Stationary waves in a superfluid gas of electron-hole pairs in bilayers

TL;DR

This paper investigates stationary wave patterns in a superfluid electron-hole pair condensate within bilayer systems, highlighting the effects of roton minima, flow velocity, and obstacle type on wave formation and structure.

Contribution

It reveals how roton minima influence complex stationary wave patterns and how these patterns vary with condensate density, flow velocity, and obstacle characteristics.

Findings

Stationary waves exhibit multiple crossing crests due to roton minima.

Wave patterns are significantly altered by changes in condensate density and flow velocity.

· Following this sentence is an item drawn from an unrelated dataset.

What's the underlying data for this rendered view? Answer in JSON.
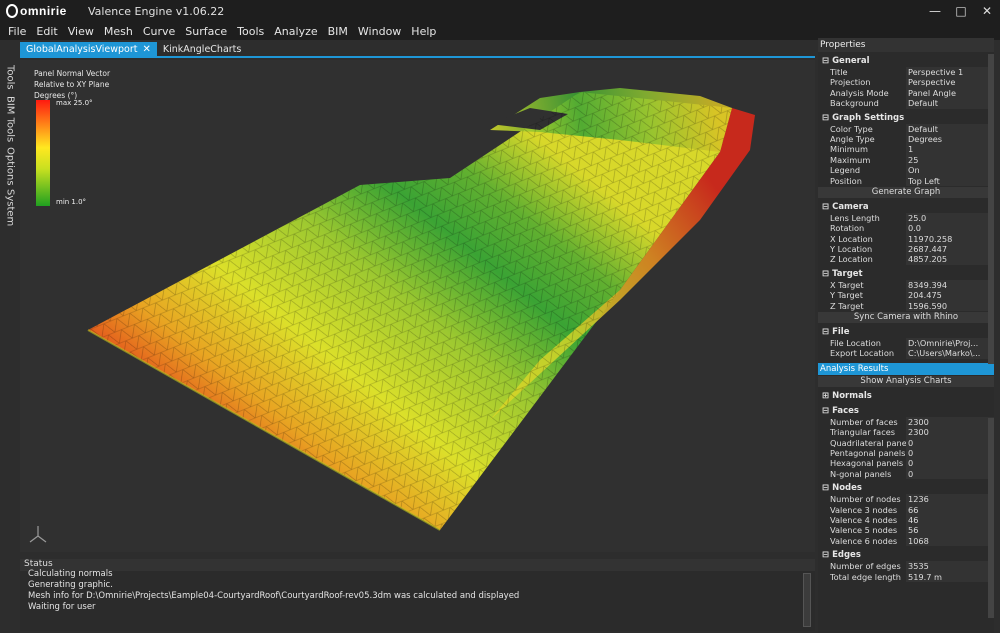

Shortwave modes dominate near point obstacles, while longwave modes resemble ship waves with extended obstacles.

Abstract

Stationary waves in the condensate of electron-hole pairs in the $n-p$ bilayer system are studied. The system demonstrates the transition from a uniform (superfluid) to a nonuniform (supersolid) state. The precursor of this transition is the appearance of the roton-type minimum in the collective mode spectrum. Stationary waves occur in the flow of the condensate past an obstacle. It is shown that the roton-type minimum manifests itself in a rather complicated stationary wave pattern with several families of crests which cross one another. It is found that the stationary wave pattern is essentially modified under variation in the density of the condensate and under variation in the flow velocity. It is shown that the pattern is formed in the main part by shortwave modes in the case of a point obstacle. The contribution of longwave modes is clearly visible in the case of a weak extended obstacle, where the stationary wave pattern resembles the ship wave pattern.